Sarcasm from a servant? Well, that’s one way to pass the Turing test.
And she’d earned it.
Coalbridge kept an eye on the view screen as he spoke, moving the emergency-control stick as carefully as possible. Standing nearby, Leher passed his hand over the Pocket Palace, adjusting an unseen keyboard. Even if the churn had survived, there was no chroma on the Powers. What they had was a product of the Pocket Palace entirely. The sceeve relied on physical contact with the craft’s surroundings for communication. Even the officers were not wiied into the computer in the manner that humans were.
Leher was the only one who needed chroma displays for the final computational calibration. His task was to be sure that the LOVE-Lamella hybrid in the Powers’s computer and the Palace was a match for the same hybrid program stored aboard the Guardian. Leher had been through an hour-long crash course in IT-calibration technique while Coalbridge had been acquiring his sceeve pilot’s license from Ricimer. He supposed a couple of tech specialists or even a sceeve officer from the Guardian might have been sent in their stead, but Coalbridge had requested quite vociferously that it be he and Leher aboard the Powers. Because you never knew what might turn up, what might need doing at the last minute. And they were the two available who knew the most about starcraft and sceeve, respectively.
In the end, President Frost had made the call. And, like that, he and Leher were in.
Now, to not fuck up.
A sweet smell suddenly suffused the bridge, not unlike the fruity tang of cherry pie fresh from the microwave. It was communication from Ricimer on the Guardian. Leher didn’t need a translation device to decode it.
“That’s initial signal acquisition, Captain,” Leher said. “The Guardian is standing by to zap us.”
“Let’s get it
done then,” Coalbridge replied. “You ready?”
“I’m at ninety-eight percent pattern match, and ninety-five is within parameters,” Leher said, looking down at the Palace. Then he glanced up, caught Coalbridge’s gaze, nodded affirmatively. “We’re a go, Captain.”
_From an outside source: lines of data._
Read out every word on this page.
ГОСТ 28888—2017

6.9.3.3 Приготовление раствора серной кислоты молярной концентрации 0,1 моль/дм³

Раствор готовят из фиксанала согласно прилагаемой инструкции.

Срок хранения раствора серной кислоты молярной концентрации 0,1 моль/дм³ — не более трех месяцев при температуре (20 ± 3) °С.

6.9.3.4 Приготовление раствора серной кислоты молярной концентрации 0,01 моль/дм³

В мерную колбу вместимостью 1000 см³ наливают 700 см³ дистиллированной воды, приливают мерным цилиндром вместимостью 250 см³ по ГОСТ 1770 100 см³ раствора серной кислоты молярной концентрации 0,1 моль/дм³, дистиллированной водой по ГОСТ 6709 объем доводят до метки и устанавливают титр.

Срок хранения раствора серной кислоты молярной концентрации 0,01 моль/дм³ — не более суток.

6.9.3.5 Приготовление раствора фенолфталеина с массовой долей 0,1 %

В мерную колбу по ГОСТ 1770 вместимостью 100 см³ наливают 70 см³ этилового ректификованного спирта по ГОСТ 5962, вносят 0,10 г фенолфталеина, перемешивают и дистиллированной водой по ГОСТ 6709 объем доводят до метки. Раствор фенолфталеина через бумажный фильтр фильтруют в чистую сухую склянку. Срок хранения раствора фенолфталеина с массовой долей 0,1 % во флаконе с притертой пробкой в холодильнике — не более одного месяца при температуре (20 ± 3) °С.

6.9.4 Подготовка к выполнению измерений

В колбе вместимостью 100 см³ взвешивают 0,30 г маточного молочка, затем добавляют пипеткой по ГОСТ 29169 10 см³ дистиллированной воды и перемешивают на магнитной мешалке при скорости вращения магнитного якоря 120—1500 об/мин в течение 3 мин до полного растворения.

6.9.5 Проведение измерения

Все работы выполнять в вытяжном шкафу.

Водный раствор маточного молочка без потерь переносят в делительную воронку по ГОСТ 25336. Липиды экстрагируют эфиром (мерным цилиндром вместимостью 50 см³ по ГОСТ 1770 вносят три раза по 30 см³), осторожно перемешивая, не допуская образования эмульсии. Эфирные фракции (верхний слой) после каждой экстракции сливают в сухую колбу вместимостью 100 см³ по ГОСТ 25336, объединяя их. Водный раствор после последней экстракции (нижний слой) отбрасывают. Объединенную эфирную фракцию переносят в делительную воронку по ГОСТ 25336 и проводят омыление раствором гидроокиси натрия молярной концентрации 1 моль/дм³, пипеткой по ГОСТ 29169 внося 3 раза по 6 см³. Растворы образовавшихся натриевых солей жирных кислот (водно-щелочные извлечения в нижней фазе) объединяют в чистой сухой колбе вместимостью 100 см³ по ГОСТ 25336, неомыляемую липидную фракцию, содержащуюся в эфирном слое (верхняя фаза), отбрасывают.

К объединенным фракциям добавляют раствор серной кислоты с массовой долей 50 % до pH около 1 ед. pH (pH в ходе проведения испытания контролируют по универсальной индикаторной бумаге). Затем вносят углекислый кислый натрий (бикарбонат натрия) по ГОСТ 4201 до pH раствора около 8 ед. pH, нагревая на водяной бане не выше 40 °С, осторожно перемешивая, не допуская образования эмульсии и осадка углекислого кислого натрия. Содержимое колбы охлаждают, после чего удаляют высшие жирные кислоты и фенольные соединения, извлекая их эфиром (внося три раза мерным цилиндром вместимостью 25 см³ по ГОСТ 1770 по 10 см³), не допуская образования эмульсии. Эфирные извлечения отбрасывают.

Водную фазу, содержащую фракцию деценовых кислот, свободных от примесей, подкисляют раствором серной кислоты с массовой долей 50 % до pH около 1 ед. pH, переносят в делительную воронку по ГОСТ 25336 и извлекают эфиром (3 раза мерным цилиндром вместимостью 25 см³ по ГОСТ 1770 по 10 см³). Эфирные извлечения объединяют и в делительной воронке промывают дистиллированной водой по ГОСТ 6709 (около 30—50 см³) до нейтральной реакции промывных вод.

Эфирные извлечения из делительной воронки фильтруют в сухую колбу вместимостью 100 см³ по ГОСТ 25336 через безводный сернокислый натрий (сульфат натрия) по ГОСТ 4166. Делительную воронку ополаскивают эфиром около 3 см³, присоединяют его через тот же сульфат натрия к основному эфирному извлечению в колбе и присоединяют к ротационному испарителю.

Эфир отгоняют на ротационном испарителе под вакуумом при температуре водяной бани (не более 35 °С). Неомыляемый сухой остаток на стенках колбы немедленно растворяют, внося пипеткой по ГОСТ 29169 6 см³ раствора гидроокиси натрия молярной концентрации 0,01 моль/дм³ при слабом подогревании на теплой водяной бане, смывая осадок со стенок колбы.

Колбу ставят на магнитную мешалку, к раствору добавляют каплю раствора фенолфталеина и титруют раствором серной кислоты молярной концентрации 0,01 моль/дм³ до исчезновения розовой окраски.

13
Coalbridge turned to the LOVE geist. “Will you signal the Guardian of Night then, LOVE?”
“Aye, Captain.”
All hell broke loose.
It was the damndest thing. A portion of the deck slowly irised open. Coalbridge was stunned for moment. What could this accessway be? He’d personally gone over a scan of the entire vessel to confirm a hundred percent kill ratio. Nothing, no one, had survived that unshielded nuclear blast the Powers had endured. All that remained were negative shadows on the walls. Bright spots shielded by a body for a moment—long enough to leave a record—before the sceeve officer or rate disintegrated.
Whatever that port was, it had not registered on the scan. It simply had not existed.
But now it did. And there was nothing he could do. He had to drive.
Up from the deck underneath rose—
A sceeve.
Coalbridge couldn’t tell if it was male or female, but it wore the black of an officer’s tunic. And in its hand—what was that thing? It looked very much like a mace. With knives protruding from it. The sceeve raised the device—the weapon—up behind Leher.
“Griff, watch out!” Coalbridge shouted.
Leher turned toward the sceeve, and as he did so, the sceeve brought the weapon down. It sunk into Leher’s shoulder. Leher let out a cry of pain but had the presence of mind to turn and fall away, wrenching the weapon from the sceeve’s grasp.
If I let go and go after that thing, I’ll lose control of the craft, Coalbridge thought.
“LOVE, distract it!” he shouted.
For a moment, the geist wavered, as if she were a stain on the atmosphere that was slowly dissolving. Then a powerful deathlike stench suffused the cabin, emanating from the Palace. It wiped out the cherry-pie scent and filled Coalbridge with alarm and disgust.
He didn’t speak sceeve, but he was pretty sure LOVE was shouting: “Hey, over here, motherfucker!”